The head of Brewin Dolphin said the regulatory shake-up that is due to affect the sale of investment products will create opportunities for the business in Scotland after the company unveiled a big increase in profits.
Brewin Dolphin increased pre-tax profits 36%, to £29.9 million in the 52 weeks to September 30 from £21.9m in the same period last year, helped by cost reductions and a small rise in income.
Jamie Matheson, executive chairman, said Brewin Dolphin is well positioned for growth ahead of the reforms included in the Retail Distribution Review (RDR). He believes the reforms, which take effect from December 31, will allow investment specialists of Brewin Dolphin's scale to grow at the expense of small players.
The RDR requires advisers to hold a qualification. Businesses will make money by charging fees for services provided rather than by earning commission on the sale of products.
Mr Matheson said: "Firms of our peer group have the size to deal with the training requirements and the facilities and ability to offer services for those to whom RDR has a more restrictive impact."
Noting the company is already providing services for some smaller firms, Mr Matheson predicted the review could prompt some independent financial advisers to give up.
Mr Matheson said: "There are indications that for some of the smaller IFAs this is just too hard, especially people that are late in their career who are not keen to do the training they need to qualify."
He predicted the ranks of advisers would be thinned on both sides of the border.
Mr Matheson said there is scope for the company to achieve organic growth in Scotland, where wealth managers have been jockeying for position.
With five offices in Scotland, Brewin Dolphin employs 121 FSA registered investment staff in Scotland out of a group total of 599.

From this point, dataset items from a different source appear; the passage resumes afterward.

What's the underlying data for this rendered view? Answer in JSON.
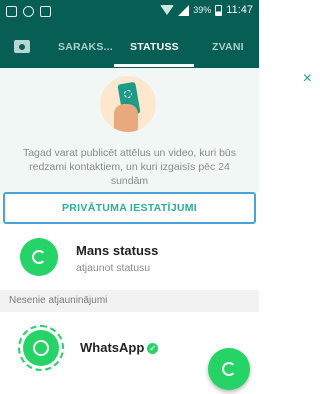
{
  "status_bar": {
    "battery_percent": "39%",
    "time": "11:47"
  },
  "tabs": [
    {
      "label": "SARAKS..."
    },
    {
      "label": "STATUSS"
    },
    {
      "label": "ZVANI"
    }
  ],
  "banner": {
    "text": "Tagad varat publicēt attēlus un video, kuri būs redzami kontaktiem, un kuri izgaisīs pēc 24 sundām",
    "button_label": "PRIVĀTUMA IESTATĪJUMI",
    "close_symbol": "×"
  },
  "my_status": {
    "title": "Mans statuss",
    "subtitle": "atjaunot statusu"
  },
  "section_header": "Nesenie atjauninājumi",
  "recent": [
    {
      "name": "WhatsApp",
      "verified_symbol": "✓"
    }
  ],
  "colors": {
    "primary": "#075e54",
    "accent": "#25d366",
    "banner_bg": "#f0f7f5"
  }
}
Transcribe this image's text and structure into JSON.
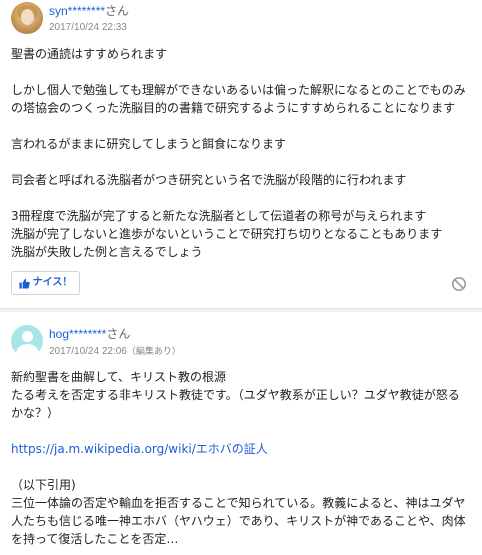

He also indicated Brewin Dolphin may seek to accelerate growth by recruiting teams and individuals from rivals.
Brewin Dolphin will assess acquisition opportunities as they arise.
"I don't think we will have more branches but we would be pretty keen to bring on new clients," said Mr Matheson.
He added: "Activity in bringing in new teams is a bit slower but we would not want to miss opportunities. If people want to come and join us we always want to talk to them."
The increase in Brewin Dolphin's profits was partly driven by a sharp fall in the amount it paid to a financial services sector compensation mechanism, to £553,000 from more than £6m last time.
Redundancy costs fell to £577,000 from £1,008,000.
Funds under management increased by 8% annually, to £25.9bn from £24bn.
Higher margin discretionary funds under management increased by 16.7% annually to £18.2bn.
The FTSE 100 index rose by 12% over the year.
Total income increased by 2.1% to £269.5m from £264m. Signalling confidence, the board is proposing a final dividend of 3.6p per share taking the full year total to 7.15p per share, up from 7.1p.
"Many of the problems that caused concern in the financial services industry during the past year remain unresolved," noted Mr Matheson. He added: "However, equity markets have remained remarkably resilient and there is some sign of improved trading volumes since the summer."